No painel “Massificados: Os Seguros Coletivos e a Proteção dos Ativos das Organizações (Vida, Auto)”, Igor Di Beo, vice-presidente de Vida e Resseguros do Grupo HDI, lembrou que, para esse segmento, o marco legal não deve gerar grandes incertezas. “As regras já são claras e compatíveis com a dinâmica dos produtos massificados”, afirmou.

 

O executivo destacou, porém, o potencial de crescimento no seguro de vida. O mercado brasileiro representa menos de 1% do PIB, contra quase 5% nos Estados Unidos e 8% no Reino Unido. Pesquisa FenaPrevi/Datafolha (2024) mostra que 96% dos brasileiros já ouviram falar no produto, mas 82% não possuem apólice e 72% nunca contrataram.
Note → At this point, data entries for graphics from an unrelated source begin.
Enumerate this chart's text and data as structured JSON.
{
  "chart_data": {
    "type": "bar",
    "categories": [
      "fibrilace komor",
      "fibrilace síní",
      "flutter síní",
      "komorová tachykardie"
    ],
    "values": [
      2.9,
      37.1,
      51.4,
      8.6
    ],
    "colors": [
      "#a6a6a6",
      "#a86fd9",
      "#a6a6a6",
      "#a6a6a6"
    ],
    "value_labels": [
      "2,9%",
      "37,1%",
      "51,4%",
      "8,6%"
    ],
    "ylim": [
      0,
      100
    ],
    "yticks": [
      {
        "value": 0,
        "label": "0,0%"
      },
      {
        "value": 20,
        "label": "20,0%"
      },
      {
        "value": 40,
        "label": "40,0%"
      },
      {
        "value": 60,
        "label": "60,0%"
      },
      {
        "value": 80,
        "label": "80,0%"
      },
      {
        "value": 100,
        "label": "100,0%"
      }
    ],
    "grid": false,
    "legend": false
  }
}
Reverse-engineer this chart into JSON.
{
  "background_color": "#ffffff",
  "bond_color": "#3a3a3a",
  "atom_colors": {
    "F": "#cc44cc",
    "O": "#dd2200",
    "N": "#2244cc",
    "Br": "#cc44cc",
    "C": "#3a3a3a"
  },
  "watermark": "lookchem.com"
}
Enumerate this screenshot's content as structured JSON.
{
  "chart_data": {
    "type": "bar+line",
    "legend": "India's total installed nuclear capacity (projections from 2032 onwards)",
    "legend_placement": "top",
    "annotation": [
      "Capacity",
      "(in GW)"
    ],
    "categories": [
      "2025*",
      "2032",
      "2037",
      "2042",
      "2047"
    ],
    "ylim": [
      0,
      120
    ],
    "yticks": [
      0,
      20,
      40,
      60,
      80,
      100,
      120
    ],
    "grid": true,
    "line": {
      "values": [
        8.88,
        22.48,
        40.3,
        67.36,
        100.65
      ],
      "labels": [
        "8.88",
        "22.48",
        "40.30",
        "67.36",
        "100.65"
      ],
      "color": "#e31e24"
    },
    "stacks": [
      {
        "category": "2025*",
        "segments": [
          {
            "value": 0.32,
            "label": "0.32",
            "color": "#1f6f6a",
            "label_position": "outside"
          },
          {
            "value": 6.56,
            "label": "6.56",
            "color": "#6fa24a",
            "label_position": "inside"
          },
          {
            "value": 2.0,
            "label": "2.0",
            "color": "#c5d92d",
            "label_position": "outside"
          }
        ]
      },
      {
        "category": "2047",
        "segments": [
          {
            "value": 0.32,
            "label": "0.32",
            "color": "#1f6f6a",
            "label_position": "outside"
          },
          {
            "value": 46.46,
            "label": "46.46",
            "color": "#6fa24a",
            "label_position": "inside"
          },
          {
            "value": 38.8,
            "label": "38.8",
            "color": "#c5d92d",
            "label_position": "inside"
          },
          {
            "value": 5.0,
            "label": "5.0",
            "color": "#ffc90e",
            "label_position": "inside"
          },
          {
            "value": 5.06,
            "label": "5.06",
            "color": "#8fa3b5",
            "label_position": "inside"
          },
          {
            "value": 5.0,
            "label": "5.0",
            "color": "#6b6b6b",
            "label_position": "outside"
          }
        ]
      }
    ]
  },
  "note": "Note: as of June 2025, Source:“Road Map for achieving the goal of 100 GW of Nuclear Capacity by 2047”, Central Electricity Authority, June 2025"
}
Entre as coberturas mais valorizadas estão indenização por invalidez, doenças graves e morte, enquanto benefícios como assistência funeral e check-up médico ganham apelo comercial.

 

Di Beo também ressaltou o papel do “capital global” em apólices coletivas, que define o valor máximo de indenização para todo o grupo segurado. Essa configuração, disse, permite equilíbrio entre custo e cobertura, simplifica a gestão para empresas e viabiliza ajustes periódicos conforme o perfil dos segurados.

 

O consenso entre os participantes é que a lei inaugura um ciclo de ajustes operacionais, aprendizado e investimento em capacitação. Como resumiu Rafaela Barreda: “Erraremos, melhoraremos e aprimoraremos com as mudanças”.